Workplace safety is absolutely essential for any organization. Accidents and injuries can be really costly. If an employee gets hurt, it can also be a huge setback for your team’s morale, not to mention bad for your company’s reputation.
Prospective job seekers will be frightened away, and your current employees might start to look for new opportunities if they feel unsafe. But a reputably safe company is more trustworthy, and employees will be more loyal and more productive overall.
Here are four ways you can get your employees involved in a workplace safety strategy.
Build a structured program
You have to start by winning over your employees’ hearts and minds. Get their input and consult your company’s mission, slogan and long-term goals before you start outlining a short-term strategy. These short-term tactics will help you formulate the safety obligations of every employee. Once you know what each person is responsible for, you can start detailing a management system that keeps employees accountable to safe actions and behaviors.
Make it a daily habit
Communication is key to your workplace safety strategy. Make sure your policies and procedures are aligned with national safety standards and any other training your employees have had. Review it and make safety part of your daily conversations with employees.
Make sure you use the same language to minimize confusion. When employees are on different pages or don’t fully understand what’s expected of them, they get confused and make mistakes, and those mistakes can yield accidents.
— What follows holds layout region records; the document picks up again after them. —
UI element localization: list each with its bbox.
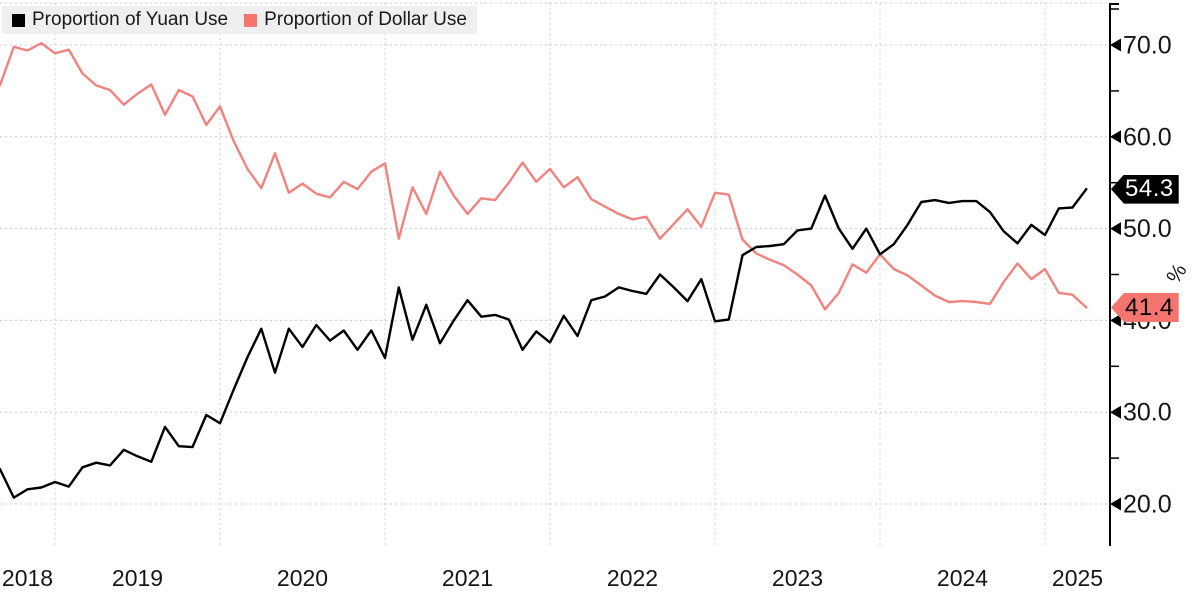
dollar-last-value: 41.4 <box>1125 293 1174 321</box>
y-axis-tick-arrow <box>1110 222 1121 236</box>
yuan-last-value: 54.3 <box>1125 175 1174 203</box>
series-line-yuan <box>0 187 1088 499</box>
y-axis-tick-label: 50.0 <box>1123 215 1172 243</box>
y-axis-tick-arrow <box>1110 405 1121 419</box>
y-axis-tick-label: 70.0 <box>1123 32 1172 60</box>
y-axis-tick-arrow <box>1110 497 1121 511</box>
x-axis-year-label: 2022 <box>607 565 658 591</box>
dollar-series-swatch-icon <box>244 13 258 27</box>
x-axis-year-label: 2021 <box>442 565 493 591</box>
y-axis-tick-arrow <box>1110 130 1121 144</box>
series-line-dollar <box>0 42 1088 311</box>
legend-label-yuan: Proportion of Yuan Use <box>32 9 229 30</box>
x-axis-year-label: 2023 <box>772 565 823 591</box>
x-axis-year-label: 2019 <box>112 565 163 591</box>
x-axis-year-label: 2018 <box>2 565 53 591</box>
yuan-last-value-badge: 54.3 <box>1111 174 1179 204</box>
y-axis-tick-arrow <box>1110 313 1121 327</box>
yuan-series-swatch-icon <box>12 13 25 27</box>
x-axis-year-label: 2020 <box>277 565 328 591</box>
y-axis-tick-label: 60.0 <box>1123 123 1172 151</box>
legend: Proportion of Yuan Use Proportion of Dol… <box>2 6 477 34</box>
legend-label-dollar: Proportion of Dollar Use <box>264 9 467 30</box>
legend-item-dollar: Proportion of Dollar Use <box>244 9 467 31</box>
x-axis-year-label: 2024 <box>937 565 988 591</box>
legend-item-yuan: Proportion of Yuan Use <box>12 9 228 31</box>
y-axis-tick-label: 30.0 <box>1123 399 1172 427</box>
x-axis-year-label: 2025 <box>1052 565 1103 591</box>
y-axis-tick-arrow <box>1110 38 1121 52</box>
y-axis-tick-label: 20.0 <box>1123 491 1172 519</box>
dollar-last-value-badge: 41.4 <box>1111 293 1179 323</box>
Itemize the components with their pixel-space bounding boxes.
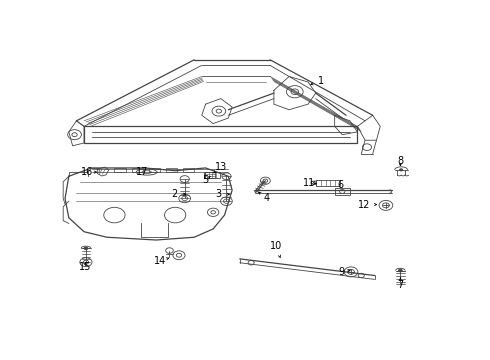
Circle shape [84, 247, 88, 250]
Bar [183, 168, 194, 172]
Text: 3: 3 [216, 189, 222, 199]
Text: 12: 12 [358, 199, 370, 210]
Circle shape [400, 169, 403, 171]
Bar [148, 168, 160, 172]
Text: 7: 7 [397, 280, 403, 290]
Text: 1: 1 [318, 76, 324, 86]
Bar [316, 180, 341, 186]
Bar [205, 172, 220, 179]
Bar [131, 168, 143, 172]
Text: 5: 5 [202, 175, 209, 185]
Text: 2: 2 [172, 189, 177, 199]
Text: 17: 17 [136, 167, 148, 177]
Text: 15: 15 [78, 262, 91, 272]
Text: 11: 11 [303, 179, 315, 189]
Text: 9: 9 [338, 267, 344, 278]
Text: 14: 14 [154, 256, 166, 266]
Text: 8: 8 [397, 156, 403, 166]
Text: 10: 10 [270, 241, 282, 251]
Text: 4: 4 [263, 193, 270, 203]
Bar [335, 188, 350, 195]
Bar [166, 168, 177, 172]
Circle shape [398, 269, 402, 272]
Bar [115, 168, 126, 172]
Text: 13: 13 [215, 162, 227, 172]
Text: 6: 6 [337, 180, 343, 190]
Bar [204, 172, 215, 177]
Text: 16: 16 [81, 167, 93, 177]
Take ownership in a workplace safety strategy
Your employees are more likely to buy in if they have ownership over the program. If they’re always told exactly what to do, chances are they’ll get resistant and resentful. Instead, give them the opportunity to provide input and help design the workplace safety initiatives themselves.
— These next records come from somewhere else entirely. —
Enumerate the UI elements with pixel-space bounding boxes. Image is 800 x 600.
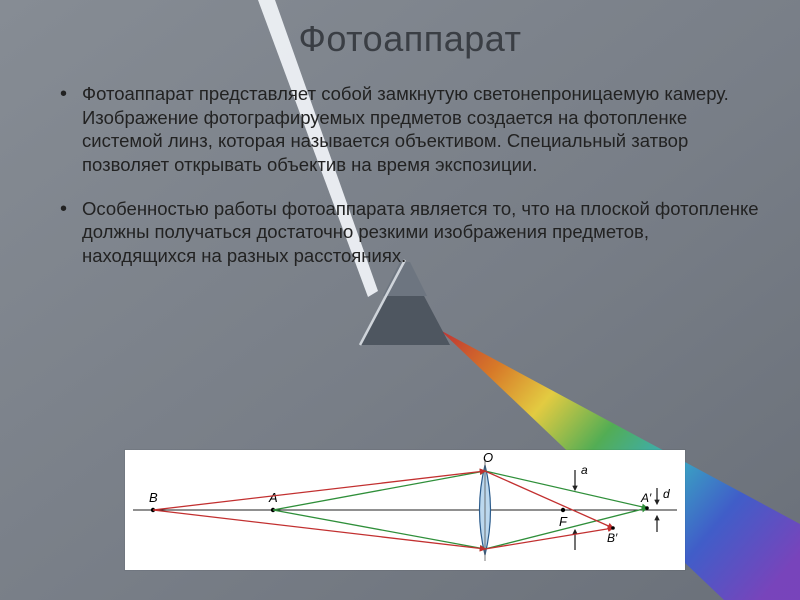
lens-diagram-svg: B A F Oa d A′ B′: [125, 450, 685, 570]
svg-text:O: O: [483, 450, 493, 465]
bullet-item: Особенностью работы фотоаппарата являетс…: [60, 197, 760, 268]
slide-title: Фотоаппарат: [60, 18, 760, 60]
svg-text:A′: A′: [640, 491, 652, 505]
svg-text:a: a: [581, 463, 588, 477]
svg-text:B: B: [149, 490, 158, 505]
bullet-item: Фотоаппарат представляет собой замкнутую…: [60, 82, 760, 177]
svg-text:A: A: [268, 490, 278, 505]
svg-text:F: F: [559, 514, 568, 529]
svg-text:d: d: [663, 487, 670, 501]
svg-text:B′: B′: [607, 531, 618, 545]
bullet-list: Фотоаппарат представляет собой замкнутую…: [60, 82, 760, 268]
lens-diagram: B A F Oa d A′ B′: [125, 450, 685, 570]
slide-content: Фотоаппарат Фотоаппарат представляет соб…: [0, 0, 800, 308]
After all, they probably know what would work best anyway. Ask them what their ideal workplace safety strategy would look like and how unsafe behaviors should be held accountable. Pay attention to the issues they raise—sometimes they’re trying to tell you more than you asked for.
Employees will take their own health and safety seriously, and when they understand how their actions might impact the health and safety of a co-worker, they’ll take that seriously too. When you give them the opportunity to offer opinions and ideas, you’re showing them that you respect and trust them. Those types of actions keep employees working hard and staying loyal.
Recognize safe actions and behaviors
Don’t take the safe practices of your employees for granted. Instead, praise them, thank them, and celebrate them. It doesn’t have to be a big ordeal—just look them in the eye and offer a sincere “thanks.”
Praise them publicly in a staff meeting and don’t hesitate to present them with a certificate, gift card or even bonus; whatever it takes to keep everyone motivated to prioritize good safety practices.